Aber frag doch mal die Männer, wo mit 5000 pro Monat ihre Weiber und Kinder und Meerschweinchen und so und die vielen Kreativen die du kennst wo mit 5000 glücklich wären,
jedenfalls frag sie doch mal, was DIE denn davon halten, wenn sich Herr Alex Frei beim Bundesratsempfang darüber beschwert, dass ihm von seinen 1.5 Mio "VERDIENST" 0.5 Mio an Steuern abgenommen werden, sodass ihm pro Jahr bloss noch EINE MILLION FRANKEN übrigbleibt.

fufi hat gesagt…

Und, JA, ORLI, DA bin ich doch irgenwie so richtig erschrocken:
"Und dann kenne ich ganz viele Leute, die z.B. von ihrer Kreativität leben und die froh wären, wenn sie 5000 Franken im Monat netto hätten."

DA tönst du ja wie so ein Linsgrünkultureller!
Ich hoffe ja doch schon sehr, dass du nicht etwa auch noch meinst, diese kreativen SelbstverwirklicherInnen müssten denn auch noch mit unseren schwer und absolut unkreativ - wie die KreativistInnen sagen würden - jedenfalls VERDIENTEN(?) Steuergeldern unterstützt werden?

Bhüet's mi vor em Hüenervogel!

Orlando hat gesagt…

@Spaghetti: Zuviel Sopranos geschaut? Es heisst übrigens "alla puttanesca", man sagt ja auch nicht a la carbone".

@fufi: hat doch mal ein deutscher Politiker zu Protkoll gegeben: Bei high profile kulturellen Anlässen träfen sich stets die Grünen und die CDUler. Die Genossen hätten keinen Stil und die FDP-Juristen hätten keine Zeit.

Nun, in "Lohengrin" möchte ich auch lieber neben Adèle Thorens sitzen, als neben Susanne Leutenegger Oberholzer oder Gabi Huber.

Es sei denn die Parteien schicken Chantal Galladé oder Christa Markwalder, dann allerdings müsste ich mir das überlegen.

fufi hat gesagt…

Aber Orli, wo bleiben denn da die Christlichen Sozialisten aus dem Freistaat?
Werden denn die gar nicht zu so "high profile kulturellen Anlässen" eingeladen?

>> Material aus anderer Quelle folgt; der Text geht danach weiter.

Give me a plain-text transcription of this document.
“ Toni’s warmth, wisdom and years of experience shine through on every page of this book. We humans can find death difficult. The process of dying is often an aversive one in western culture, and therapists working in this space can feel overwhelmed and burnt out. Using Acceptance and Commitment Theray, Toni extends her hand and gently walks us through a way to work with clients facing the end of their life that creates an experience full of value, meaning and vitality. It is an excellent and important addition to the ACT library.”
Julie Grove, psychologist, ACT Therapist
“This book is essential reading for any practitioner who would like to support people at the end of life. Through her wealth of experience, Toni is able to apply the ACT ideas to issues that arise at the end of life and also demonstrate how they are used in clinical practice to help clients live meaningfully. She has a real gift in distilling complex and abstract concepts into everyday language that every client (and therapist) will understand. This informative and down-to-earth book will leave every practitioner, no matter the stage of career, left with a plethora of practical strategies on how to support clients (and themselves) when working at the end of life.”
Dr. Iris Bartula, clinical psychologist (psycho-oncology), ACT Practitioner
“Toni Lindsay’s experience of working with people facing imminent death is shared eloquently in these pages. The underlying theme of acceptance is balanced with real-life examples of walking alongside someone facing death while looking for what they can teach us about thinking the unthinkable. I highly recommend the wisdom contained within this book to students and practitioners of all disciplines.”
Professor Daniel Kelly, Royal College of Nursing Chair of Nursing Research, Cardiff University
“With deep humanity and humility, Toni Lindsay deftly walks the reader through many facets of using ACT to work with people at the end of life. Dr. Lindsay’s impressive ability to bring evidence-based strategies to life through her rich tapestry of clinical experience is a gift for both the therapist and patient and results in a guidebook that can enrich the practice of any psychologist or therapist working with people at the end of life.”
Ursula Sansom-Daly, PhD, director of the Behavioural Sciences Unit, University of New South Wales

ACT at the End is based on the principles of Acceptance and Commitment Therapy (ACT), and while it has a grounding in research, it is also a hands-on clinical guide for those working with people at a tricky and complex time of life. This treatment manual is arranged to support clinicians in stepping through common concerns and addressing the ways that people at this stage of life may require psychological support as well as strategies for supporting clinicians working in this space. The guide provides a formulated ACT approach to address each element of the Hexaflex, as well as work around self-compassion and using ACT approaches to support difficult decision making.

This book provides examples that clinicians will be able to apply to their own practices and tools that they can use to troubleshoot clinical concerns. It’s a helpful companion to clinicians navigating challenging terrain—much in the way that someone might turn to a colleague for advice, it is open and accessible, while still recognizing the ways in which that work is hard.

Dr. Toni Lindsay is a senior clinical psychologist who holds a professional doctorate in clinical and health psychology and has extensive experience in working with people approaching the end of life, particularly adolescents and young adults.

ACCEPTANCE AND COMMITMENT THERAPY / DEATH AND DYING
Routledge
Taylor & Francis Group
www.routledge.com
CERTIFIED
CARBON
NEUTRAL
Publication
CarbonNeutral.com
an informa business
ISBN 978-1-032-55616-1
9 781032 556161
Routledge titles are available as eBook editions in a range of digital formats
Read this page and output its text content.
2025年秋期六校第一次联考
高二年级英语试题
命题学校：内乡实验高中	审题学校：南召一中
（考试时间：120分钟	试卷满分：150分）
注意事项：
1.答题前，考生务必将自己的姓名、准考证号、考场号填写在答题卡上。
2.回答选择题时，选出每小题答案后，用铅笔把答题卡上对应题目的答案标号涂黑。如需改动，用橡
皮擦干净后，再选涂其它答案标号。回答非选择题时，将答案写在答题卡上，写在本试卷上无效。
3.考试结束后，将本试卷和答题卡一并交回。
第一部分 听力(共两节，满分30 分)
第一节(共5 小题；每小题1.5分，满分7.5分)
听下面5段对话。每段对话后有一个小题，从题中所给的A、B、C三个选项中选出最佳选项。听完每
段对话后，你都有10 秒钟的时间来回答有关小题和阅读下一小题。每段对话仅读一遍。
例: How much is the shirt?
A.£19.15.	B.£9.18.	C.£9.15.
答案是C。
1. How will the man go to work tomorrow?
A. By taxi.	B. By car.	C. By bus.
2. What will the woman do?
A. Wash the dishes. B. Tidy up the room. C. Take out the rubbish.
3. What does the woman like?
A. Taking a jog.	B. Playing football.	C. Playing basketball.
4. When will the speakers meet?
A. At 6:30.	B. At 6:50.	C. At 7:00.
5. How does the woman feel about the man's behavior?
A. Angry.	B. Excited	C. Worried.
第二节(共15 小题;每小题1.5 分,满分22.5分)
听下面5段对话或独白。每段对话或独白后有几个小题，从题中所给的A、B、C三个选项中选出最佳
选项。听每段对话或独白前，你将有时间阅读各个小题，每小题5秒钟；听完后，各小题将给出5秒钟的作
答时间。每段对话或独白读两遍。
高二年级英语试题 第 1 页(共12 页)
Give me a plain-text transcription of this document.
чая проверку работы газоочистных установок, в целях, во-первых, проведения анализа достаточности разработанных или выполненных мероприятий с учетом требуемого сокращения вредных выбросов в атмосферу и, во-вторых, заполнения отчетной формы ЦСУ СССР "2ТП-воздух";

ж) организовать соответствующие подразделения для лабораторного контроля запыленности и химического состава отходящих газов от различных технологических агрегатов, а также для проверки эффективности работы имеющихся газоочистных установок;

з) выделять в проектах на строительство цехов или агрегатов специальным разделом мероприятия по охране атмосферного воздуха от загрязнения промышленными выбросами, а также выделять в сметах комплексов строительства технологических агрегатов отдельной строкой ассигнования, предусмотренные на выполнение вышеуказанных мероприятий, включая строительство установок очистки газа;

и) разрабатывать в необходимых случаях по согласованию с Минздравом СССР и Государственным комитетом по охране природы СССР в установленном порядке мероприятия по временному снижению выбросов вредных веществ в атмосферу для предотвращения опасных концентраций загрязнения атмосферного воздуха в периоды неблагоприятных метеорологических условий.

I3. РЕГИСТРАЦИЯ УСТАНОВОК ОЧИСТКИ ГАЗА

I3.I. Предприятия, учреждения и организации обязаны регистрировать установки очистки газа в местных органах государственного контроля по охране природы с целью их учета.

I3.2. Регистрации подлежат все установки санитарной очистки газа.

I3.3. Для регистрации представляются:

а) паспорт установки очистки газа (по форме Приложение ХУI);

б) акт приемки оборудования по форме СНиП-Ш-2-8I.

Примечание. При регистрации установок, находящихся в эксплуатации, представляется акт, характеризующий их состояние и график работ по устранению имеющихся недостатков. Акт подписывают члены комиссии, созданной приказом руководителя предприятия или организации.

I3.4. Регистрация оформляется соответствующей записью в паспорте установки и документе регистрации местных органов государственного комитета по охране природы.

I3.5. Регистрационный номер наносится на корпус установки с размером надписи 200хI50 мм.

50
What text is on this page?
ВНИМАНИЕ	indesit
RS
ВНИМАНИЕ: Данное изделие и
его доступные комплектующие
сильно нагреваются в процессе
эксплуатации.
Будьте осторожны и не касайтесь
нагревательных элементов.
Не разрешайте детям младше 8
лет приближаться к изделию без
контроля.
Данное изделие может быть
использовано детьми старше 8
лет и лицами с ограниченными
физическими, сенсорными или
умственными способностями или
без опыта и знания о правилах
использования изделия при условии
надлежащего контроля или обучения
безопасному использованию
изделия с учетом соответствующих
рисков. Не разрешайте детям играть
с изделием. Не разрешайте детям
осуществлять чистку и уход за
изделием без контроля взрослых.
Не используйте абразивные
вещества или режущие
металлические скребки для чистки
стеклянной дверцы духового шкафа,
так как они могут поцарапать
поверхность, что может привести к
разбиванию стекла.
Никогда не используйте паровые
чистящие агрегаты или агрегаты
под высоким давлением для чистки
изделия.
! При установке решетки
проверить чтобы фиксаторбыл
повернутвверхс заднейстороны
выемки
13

Was ja irgendwie noch verständlich wäre, weil ein Prosit auf die Gemütlichkeit eben halt doch nicht so schaurig kulturell sein mag.
Oder doch?
Oder nöd?

fufi hat gesagt…

Und ja doch Orli

Fufi mag ein Gewerkschafter sein, ein Sozialist sogar, aber fufi ist mit Sicherheit KEIN Linksgrünintellektuellkultureller Cüpli-Läppler.

Aber fufi hat ein grosses Herz und ein ebensolches Portemonnaie und offeriert darum allen Kreativen gerne einen Sandkasten, gard links von der Lounge. Und es gibt gratis Sirup und Biberli!